Мама нашей графини разрешилась дочерью уже на чужбине, а крёстной матерью маленькой графини стала сама «мама русского царя», подарившая младенцу большое яйцо Фаберже, усыпанное бриллиантами и с золотой повозкой внутри.
Это яйцо теперь стояло на столике у нашей графини, и оно там находилось уже более восьмидесяти лет, но графиня не решалась отнести его к оценщику, так как боялась, что ювелир мог заменить бриллианты на стёклышки, а отличить настоящие бриллианты от фальшивых наша графиня не могла.
Мама её так и не выучила язык той страны, которая дала приют ей и её мужу, поэтому в доме у них была русская, красивая речь времён Царского Села, пересыпанная французскими выражениями. Так эта русская речь времён первой мировой войны и застыла в этой аристократической русской семье, ведущей борьбу за существование в новой для них, дождливой и не слишком приветливой, скандинавской стране.
Мама графини занималась русской церковью, ставшей центром русской эмиграции, а отец добывал деньги на существование, работая консультантом по продаже недвижимости в крупной международной фирме. Он быстро выучил новый язык и даже получал удовольствие от этой новой для него, «рабочей» жизни.
Маленькая графиня окончила частную школу и вышла замуж за немецкого барона без денег. Тут разразилась война, и её барон уехал в войска Гитлера, а она потеряла работу лаборантки из-за своей немецкой фамилии и принадлежности мужа к войскам фюрера.
Она продолжила общественную работу в русской церкви, где они открыли лазарет для русских солдат. Её вера в Бога была активной и заключалась в организации всего, что связано с церковью, включая и финансовую часть. Это давало ей немного средств к существованию и возможность исполнять роль графини. Она выступала часто по местному радио и писала статьи в женских журналах, где рассказывала истории о русской церкви и своей личной истории русской графини на чужбине.
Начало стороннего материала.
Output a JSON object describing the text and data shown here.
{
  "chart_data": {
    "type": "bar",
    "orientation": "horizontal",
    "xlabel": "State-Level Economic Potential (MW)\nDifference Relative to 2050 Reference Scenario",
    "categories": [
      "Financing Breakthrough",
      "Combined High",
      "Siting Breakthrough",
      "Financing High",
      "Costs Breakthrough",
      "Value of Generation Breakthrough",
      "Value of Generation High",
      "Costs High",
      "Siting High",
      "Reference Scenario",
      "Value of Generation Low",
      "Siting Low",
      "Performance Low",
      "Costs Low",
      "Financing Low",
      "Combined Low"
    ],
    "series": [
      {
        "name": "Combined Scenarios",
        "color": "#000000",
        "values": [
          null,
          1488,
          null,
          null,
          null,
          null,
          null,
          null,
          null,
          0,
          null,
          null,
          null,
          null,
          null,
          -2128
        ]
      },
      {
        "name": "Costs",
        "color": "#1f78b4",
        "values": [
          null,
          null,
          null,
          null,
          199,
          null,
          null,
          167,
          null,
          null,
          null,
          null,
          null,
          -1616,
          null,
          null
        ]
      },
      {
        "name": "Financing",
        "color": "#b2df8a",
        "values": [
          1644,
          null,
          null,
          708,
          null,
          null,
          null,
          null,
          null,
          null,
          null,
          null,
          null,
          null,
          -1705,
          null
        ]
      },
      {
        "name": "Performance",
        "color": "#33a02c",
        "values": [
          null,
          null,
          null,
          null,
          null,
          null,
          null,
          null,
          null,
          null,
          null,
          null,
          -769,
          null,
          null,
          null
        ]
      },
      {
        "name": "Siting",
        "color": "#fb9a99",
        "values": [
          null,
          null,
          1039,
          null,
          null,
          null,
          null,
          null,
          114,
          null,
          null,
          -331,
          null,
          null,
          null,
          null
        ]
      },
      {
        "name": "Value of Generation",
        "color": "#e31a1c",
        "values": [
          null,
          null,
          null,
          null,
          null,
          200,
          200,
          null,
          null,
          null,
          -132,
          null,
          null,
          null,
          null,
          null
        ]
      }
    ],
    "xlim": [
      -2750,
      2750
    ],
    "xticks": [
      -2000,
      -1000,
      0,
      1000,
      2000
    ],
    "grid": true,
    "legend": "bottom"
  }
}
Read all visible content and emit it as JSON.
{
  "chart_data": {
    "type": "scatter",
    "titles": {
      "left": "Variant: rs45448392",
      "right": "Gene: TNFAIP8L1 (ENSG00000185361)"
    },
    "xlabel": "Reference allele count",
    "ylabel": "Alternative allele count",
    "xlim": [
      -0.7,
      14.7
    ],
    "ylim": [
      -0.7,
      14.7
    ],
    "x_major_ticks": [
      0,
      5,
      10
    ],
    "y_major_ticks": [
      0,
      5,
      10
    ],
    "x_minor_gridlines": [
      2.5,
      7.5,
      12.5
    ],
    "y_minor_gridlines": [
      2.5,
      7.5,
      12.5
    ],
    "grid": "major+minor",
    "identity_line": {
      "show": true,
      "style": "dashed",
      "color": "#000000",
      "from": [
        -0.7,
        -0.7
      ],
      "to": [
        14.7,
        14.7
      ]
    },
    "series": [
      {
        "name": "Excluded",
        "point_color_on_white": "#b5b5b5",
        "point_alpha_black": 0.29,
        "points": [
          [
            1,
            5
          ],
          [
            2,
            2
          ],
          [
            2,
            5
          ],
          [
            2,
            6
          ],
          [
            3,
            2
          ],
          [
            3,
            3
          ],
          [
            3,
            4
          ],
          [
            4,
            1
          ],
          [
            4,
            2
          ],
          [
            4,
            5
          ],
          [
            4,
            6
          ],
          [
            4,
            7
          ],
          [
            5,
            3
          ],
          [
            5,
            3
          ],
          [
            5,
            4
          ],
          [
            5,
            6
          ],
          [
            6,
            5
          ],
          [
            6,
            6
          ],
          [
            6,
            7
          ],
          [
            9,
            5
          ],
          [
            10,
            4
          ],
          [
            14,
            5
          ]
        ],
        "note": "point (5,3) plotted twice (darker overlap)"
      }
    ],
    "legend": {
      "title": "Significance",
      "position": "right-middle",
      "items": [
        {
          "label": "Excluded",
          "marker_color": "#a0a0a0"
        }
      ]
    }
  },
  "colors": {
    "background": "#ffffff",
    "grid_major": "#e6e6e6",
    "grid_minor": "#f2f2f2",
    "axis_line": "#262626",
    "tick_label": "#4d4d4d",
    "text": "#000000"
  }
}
Теперь эти старые, зачитанные журналы с её интервью и пожелтевшими от времени страницами пылились на журнальном столике, ожидая прихода гостей, заглядывающих к ней всё реже и реже. Для них она хранила свои личные истории, которые отточила за долгие годы практики, повторяя их снова и снова.
Особенно ей нравилась история о лестнице, которую держат ангелы, а души умерших поднимаются по ней в небо. Эту историю она рассказывала часто, как пример русской веры в Бога. Теперь же, когда она состарилась и была больна, она ни за что не хотела согласиться, что пришло время ей самой подняться по этой лестнице, увитой цветами и поддерживаемой ангелами, предпочитая пить лекарства и страдать, но быть на земле и играть роль графини. Кто знает, что ждёт её там, на небесах, и какую роль ей суждено играть в обществе Бога? Роль земной графини её устраивала, и она ни за что не хотела с ней расставаться.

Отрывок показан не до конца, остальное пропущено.